The Ritchie Centre, Hudson Institute of Medical Research and Department of Paediatrics, Monash University, Melbourne, Australia.
Pre-Clinical Disease and Prevention, Baker Heart and Diabetes Institute, Melbourne Australia.
Sleep. 2020 Apr 15;43(4). doi: 10.1093/sleep/zsz256.
Preterm infants undergoing intensive care are often placed prone to improve respiratory function. Current clinical guidelines recommend preterm infants are slept supine from 32 weeks' postmenstrual age, regardless of gestational age at birth. However, respiratory function is also related to gestational and chronological ages and is affected by sleep state. We aimed to identify the optimal timing for adopting the supine sleeping position in preterm infants, using a longitudinal design assessing the effects of sleep position and state on cardiorespiratory stability.

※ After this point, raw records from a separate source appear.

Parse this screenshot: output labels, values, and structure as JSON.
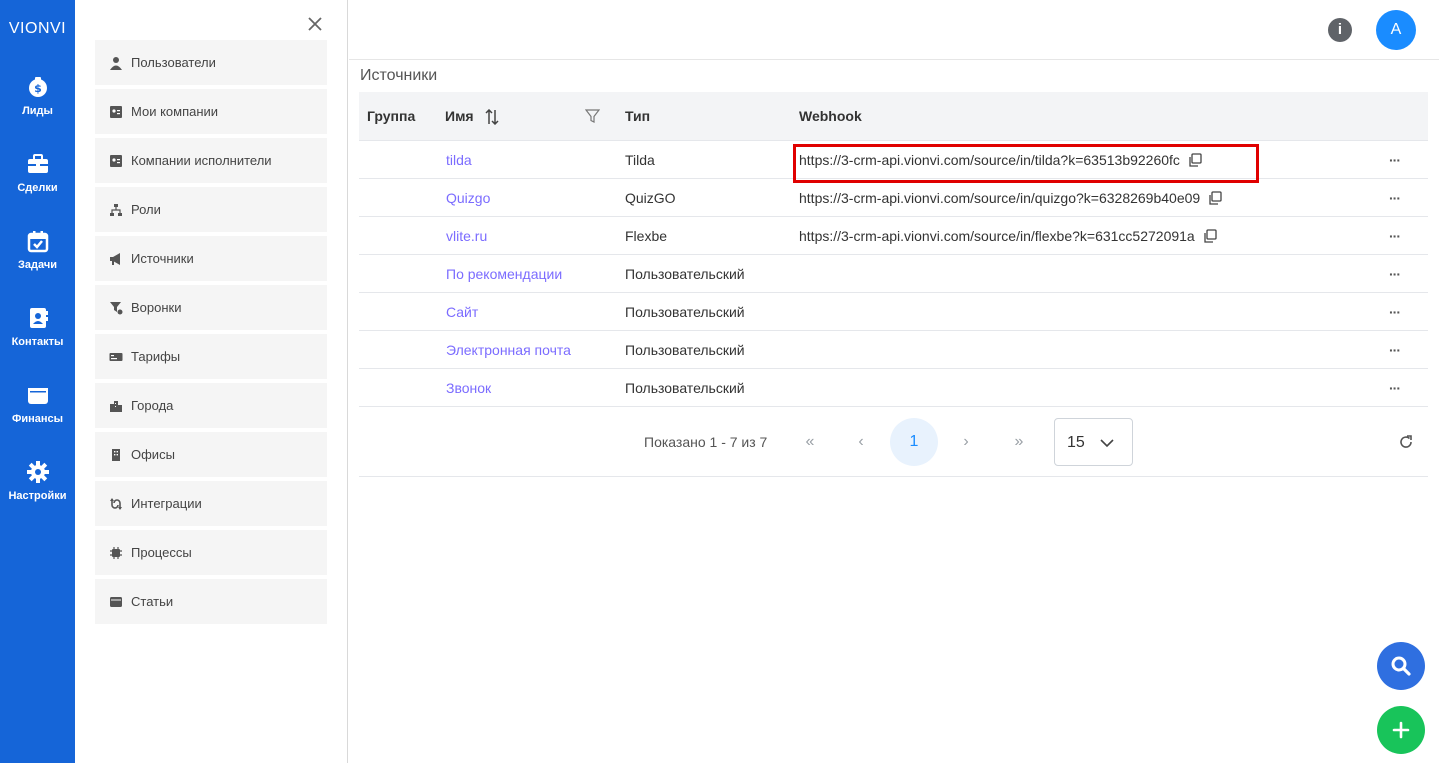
{
  "rail": {
    "brand": "VIONVI",
    "items": [
      {
        "label": "Лиды",
        "icon": "money-bag-icon"
      },
      {
        "label": "Сделки",
        "icon": "briefcase-icon"
      },
      {
        "label": "Задачи",
        "icon": "calendar-check-icon"
      },
      {
        "label": "Контакты",
        "icon": "contact-book-icon"
      },
      {
        "label": "Финансы",
        "icon": "wallet-icon"
      },
      {
        "label": "Настройки",
        "icon": "gear-icon"
      }
    ]
  },
  "menu": {
    "items": [
      {
        "label": "Пользователи",
        "icon": "user-icon"
      },
      {
        "label": "Мои компании",
        "icon": "address-card-icon"
      },
      {
        "label": "Компании исполнители",
        "icon": "address-card-icon"
      },
      {
        "label": "Роли",
        "icon": "hierarchy-icon"
      },
      {
        "label": "Источники",
        "icon": "megaphone-icon"
      },
      {
        "label": "Воронки",
        "icon": "funnel-gear-icon"
      },
      {
        "label": "Тарифы",
        "icon": "money-bill-icon"
      },
      {
        "label": "Города",
        "icon": "city-icon"
      },
      {
        "label": "Офисы",
        "icon": "building-icon"
      },
      {
        "label": "Интеграции",
        "icon": "sync-icon"
      },
      {
        "label": "Процессы",
        "icon": "chip-icon"
      },
      {
        "label": "Статьи",
        "icon": "wallet-icon"
      }
    ]
  },
  "header": {
    "help": "i",
    "avatar": "A"
  },
  "page": {
    "title": "Источники"
  },
  "table": {
    "columns": {
      "group": "Группа",
      "name": "Имя",
      "type": "Тип",
      "webhook": "Webhook"
    },
    "rows": [
      {
        "group": "",
        "name": "tilda",
        "type": "Tilda",
        "webhook": "https://3-crm-api.vionvi.com/source/in/tilda?k=63513b92260fc"
      },
      {
        "group": "",
        "name": "Quizgo",
        "type": "QuizGO",
        "webhook": "https://3-crm-api.vionvi.com/source/in/quizgo?k=6328269b40e09"
      },
      {
        "group": "",
        "name": "vlite.ru",
        "type": "Flexbe",
        "webhook": "https://3-crm-api.vionvi.com/source/in/flexbe?k=631cc5272091a"
      },
      {
        "group": "",
        "name": "По рекомендации",
        "type": "Пользовательский",
        "webhook": ""
      },
      {
        "group": "",
        "name": "Сайт",
        "type": "Пользовательский",
        "webhook": ""
      },
      {
        "group": "",
        "name": "Электронная почта",
        "type": "Пользовательский",
        "webhook": ""
      },
      {
        "group": "",
        "name": "Звонок",
        "type": "Пользовательский",
        "webhook": ""
      }
    ],
    "row_actions": "···"
  },
  "pagination": {
    "info": "Показано 1 - 7 из 7",
    "first": "«",
    "prev": "‹",
    "current": "1",
    "next": "›",
    "last": "»",
    "page_size": "15"
  },
  "colors": {
    "rail": "#1565d8",
    "link": "#7b6cff",
    "highlight": "#e00000",
    "fab_search": "#2f6fe0",
    "fab_add": "#18c45a"
  }
}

Twenty-three extremely (24-28 weeks' gestation) and 33 very preterm (29-34 weeks' gestation) infants were studied weekly from birth until discharge, in both prone and supine positions, in quiet and active sleep determined by behavioral scoring. Bradycardia (heart rate ≤100 bpm), desaturation (oxygen saturation ≤80%), and apnea (pause in respiratory rate ≥10 s) episodes were analyzed.
Prone positioning in extremely preterm infants reduced the frequency of bradycardias and desaturations and duration of desaturations. In very preterm infants, prone positioning only reduced the frequency of desaturations. The position-related effects were not related to postmenstrual age. Quiet sleep in both preterm groups was associated with fewer bradycardias and desaturations, and also reduced durations of bradycardia and desaturations in the very preterm group.
Cardiorespiratory stability is improved by the prone sleep position, predominantly in extremely preterm infants, and the improvements are not dependent on postmenstrual age. In very preterm infants, quiet sleep has a more marked effect than the prone position. This evidence should be considered in individualizing management of preterm infant positioning.
接受重症监护的早产儿通常采用俯卧位以改善呼吸功能。目前的临床指南建议早产儿从出生后 32 周开始仰卧位睡眠,无论出生时的胎龄如何。然而,呼吸功能也与胎龄和年龄有关,并受睡眠状态的影响。我们旨在通过纵向设计评估睡眠姿势和状态对心肺稳定性的影响,确定早产儿采用仰卧位睡眠的最佳时机。
23 名极早产儿(24-28 周胎龄)和 33 名极早产儿(29-34 周胎龄)从出生起每周进行研究,直至出院,分别在仰卧位和俯卧位,在安静和活跃睡眠状态下进行行为评分。分析心动过缓(心率≤100 次/分)、低氧血症(氧饱和度≤80%)和呼吸暂停(呼吸暂停≥10 秒)发作。
极早产儿采用俯卧位可减少心动过缓和低氧血症的发生频率和低氧血症的持续时间。在极早产儿中,俯卧位仅减少了低氧血症的发生频率。体位相关的影响与胎龄无关。两组早产儿安静睡眠时心动过缓和低氧血症的发生率较低,极早产儿组心动过缓和低氧血症的持续时间也较短。
俯卧位睡眠可改善心肺稳定性,主要在极早产儿中,且改善与胎龄无关。在极早产儿中,安静睡眠的效果比俯卧位更为显著。这一证据应在个体化管理早产儿体位时加以考虑。